Construction has started on the China-Kyrgyzstan-Uzbekistan railway line, which could redraw Central Asia’s economic map. The line has a long history. First proposed in the 1990s after the collapse of the Soviet Union, it finally got financed in December 2025, which means construction is now underway. The project is expected to be completed in 2030, and Kyrgyzstan’s President Japarov says it will transform the country from a “dead-end” to a “transit power.” It will also reduce China’s dependence on Russian transit routes and create a shorter, faster southern corridor for freight between China, Europe and the Middle East, directly eroding Moscow’s influence as the primary Eurasian trade conduit. The Diplomat
Saudi Arabia has restored 10,000 km² of degraded land and planted over 159 million trees under its Green Initiative, shifting from pledges to large-scale ecological delivery. The programme targets desertification, dust storms and biodiversity loss, and marks one of the largest coordinated restoration efforts in the world’s arid regions. Arab News
Australia’s ampurta is making a big comeback. The tiny desert marsupial was once thought close to extinction after farming and the introduction of foxes and rabbits devastated its habitat in the 19th and 20th centuries. But between 2015 and 2021 it expanded its range by 48,000 km² — roughly the size of Denmark — to 238,441 km², thanks in part to its resilience in extreme conditions and also to reduced invasive rabbit numbers.

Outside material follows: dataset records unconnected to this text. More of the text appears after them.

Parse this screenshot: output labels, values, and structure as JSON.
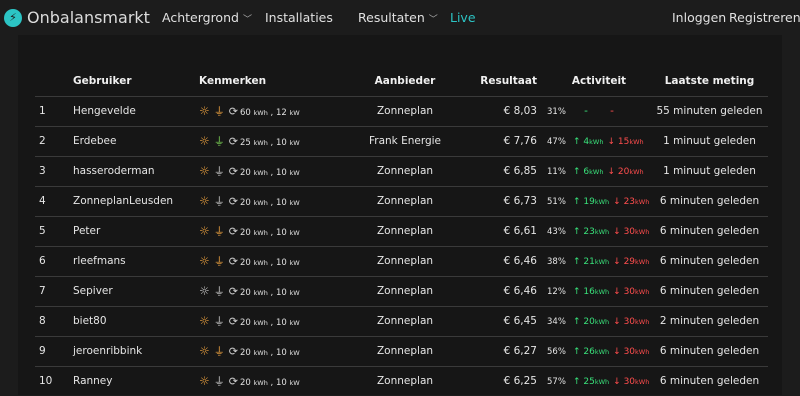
{
  "brand": {
    "name": "Onbalansmarkt"
  },
  "nav": {
    "achtergrond": "Achtergrond",
    "installaties": "Installaties",
    "resultaten": "Resultaten",
    "live": "Live",
    "login": "Inloggen",
    "register": "Registreren"
  },
  "table": {
    "headers": {
      "user": "Gebruiker",
      "kenmerken": "Kenmerken",
      "aanbieder": "Aanbieder",
      "resultaat": "Resultaat",
      "activiteit": "Activiteit",
      "laatste": "Laatste meting"
    },
    "kwh_unit": "kWh",
    "kw_unit": "kW",
    "rows": [
      {
        "rank": "1",
        "user": "Hengevelde",
        "cap": "60",
        "power": "12",
        "aanbieder": "Zonneplan",
        "resultaat": "€ 8,03",
        "pct": "31%",
        "up": "-",
        "down": "-",
        "laatste": "55 minuten geleden",
        "sun": "orange",
        "plug": "orange"
      },
      {
        "rank": "2",
        "user": "Erdebee",
        "cap": "25",
        "power": "10",
        "aanbieder": "Frank Energie",
        "resultaat": "€ 7,76",
        "pct": "47%",
        "up": "4",
        "down": "15",
        "laatste": "1 minuut geleden",
        "sun": "orange",
        "plug": "green"
      },
      {
        "rank": "3",
        "user": "hasseroderman",
        "cap": "20",
        "power": "10",
        "aanbieder": "Zonneplan",
        "resultaat": "€ 6,85",
        "pct": "11%",
        "up": "6",
        "down": "20",
        "laatste": "1 minuut geleden",
        "sun": "orange",
        "plug": "grey"
      },
      {
        "rank": "4",
        "user": "ZonneplanLeusden",
        "cap": "20",
        "power": "10",
        "aanbieder": "Zonneplan",
        "resultaat": "€ 6,73",
        "pct": "51%",
        "up": "19",
        "down": "23",
        "laatste": "6 minuten geleden",
        "sun": "orange",
        "plug": "grey"
      },
      {
        "rank": "5",
        "user": "Peter",
        "cap": "20",
        "power": "10",
        "aanbieder": "Zonneplan",
        "resultaat": "€ 6,61",
        "pct": "43%",
        "up": "23",
        "down": "30",
        "laatste": "6 minuten geleden",
        "sun": "orange",
        "plug": "orange"
      },
      {
        "rank": "6",
        "user": "rleefmans",
        "cap": "20",
        "power": "10",
        "aanbieder": "Zonneplan",
        "resultaat": "€ 6,46",
        "pct": "38%",
        "up": "21",
        "down": "29",
        "laatste": "6 minuten geleden",
        "sun": "orange",
        "plug": "orange"
      },
      {
        "rank": "7",
        "user": "Sepiver",
        "cap": "20",
        "power": "10",
        "aanbieder": "Zonneplan",
        "resultaat": "€ 6,46",
        "pct": "12%",
        "up": "16",
        "down": "30",
        "laatste": "6 minuten geleden",
        "sun": "grey",
        "plug": "grey"
      },
      {
        "rank": "8",
        "user": "biet80",
        "cap": "20",
        "power": "10",
        "aanbieder": "Zonneplan",
        "resultaat": "€ 6,45",
        "pct": "34%",
        "up": "20",
        "down": "30",
        "laatste": "2 minuten geleden",
        "sun": "orange",
        "plug": "grey"
      },
      {
        "rank": "9",
        "user": "jeroenribbink",
        "cap": "20",
        "power": "10",
        "aanbieder": "Zonneplan",
        "resultaat": "€ 6,27",
        "pct": "56%",
        "up": "26",
        "down": "30",
        "laatste": "6 minuten geleden",
        "sun": "orange",
        "plug": "orange"
      },
      {
        "rank": "10",
        "user": "Ranney",
        "cap": "20",
        "power": "10",
        "aanbieder": "Zonneplan",
        "resultaat": "€ 6,25",
        "pct": "57%",
        "up": "25",
        "down": "30",
        "laatste": "6 minuten geleden",
        "sun": "orange",
        "plug": "grey"
      }
    ]
  }
}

For conservationists, the lesson is a hopeful one: “In other parts of the world where we’re cutting down forests or destroying wetlands … as long as we can bring that habitat back, we can [help] species to bounce back.” Mongabay
Egypt fossil discovery reshapes origins of modern apes
Fossils from northern Egypt dated to 17–18 million years ago identify a new ape species, Masripithecus moghraensis, likely close to the common ancestor of all living apes. The find shifts the centre of early ape evolution from East to North Africa, suggesting a different migration pathway into Eurasia and exposing gaps in a fossil record long biased toward a single region. Smithsonian
Physicists spot impossible particle called toponium, made of top quarks
Scientists at CERN have found strong evidence for “toponium,” a particle formed when a top quark briefly sticks to its antimatter twin. This wasn’t supposed to happen because top quarks decay almost instantly, but new AI tools revealed rare low-speed pairs that behave like a bound state. The signal reached five-sigma confidence (99.99994%), the gold standard for a physics discovery, filling a key gap in the Standard Model showing how the strong force binds matter. Phys.org
And finally, Artemis II, NASA’s most daring mission in generations, has launched to the Moon, marking the first time since 1972 that humans will have left lower Earth orbit. The ten-day flight will be packed with milestones: two of the crew, NASA’s Christina Koch and Victor Glover, will become the first woman and first person of colour respectively to fly into cislunar space.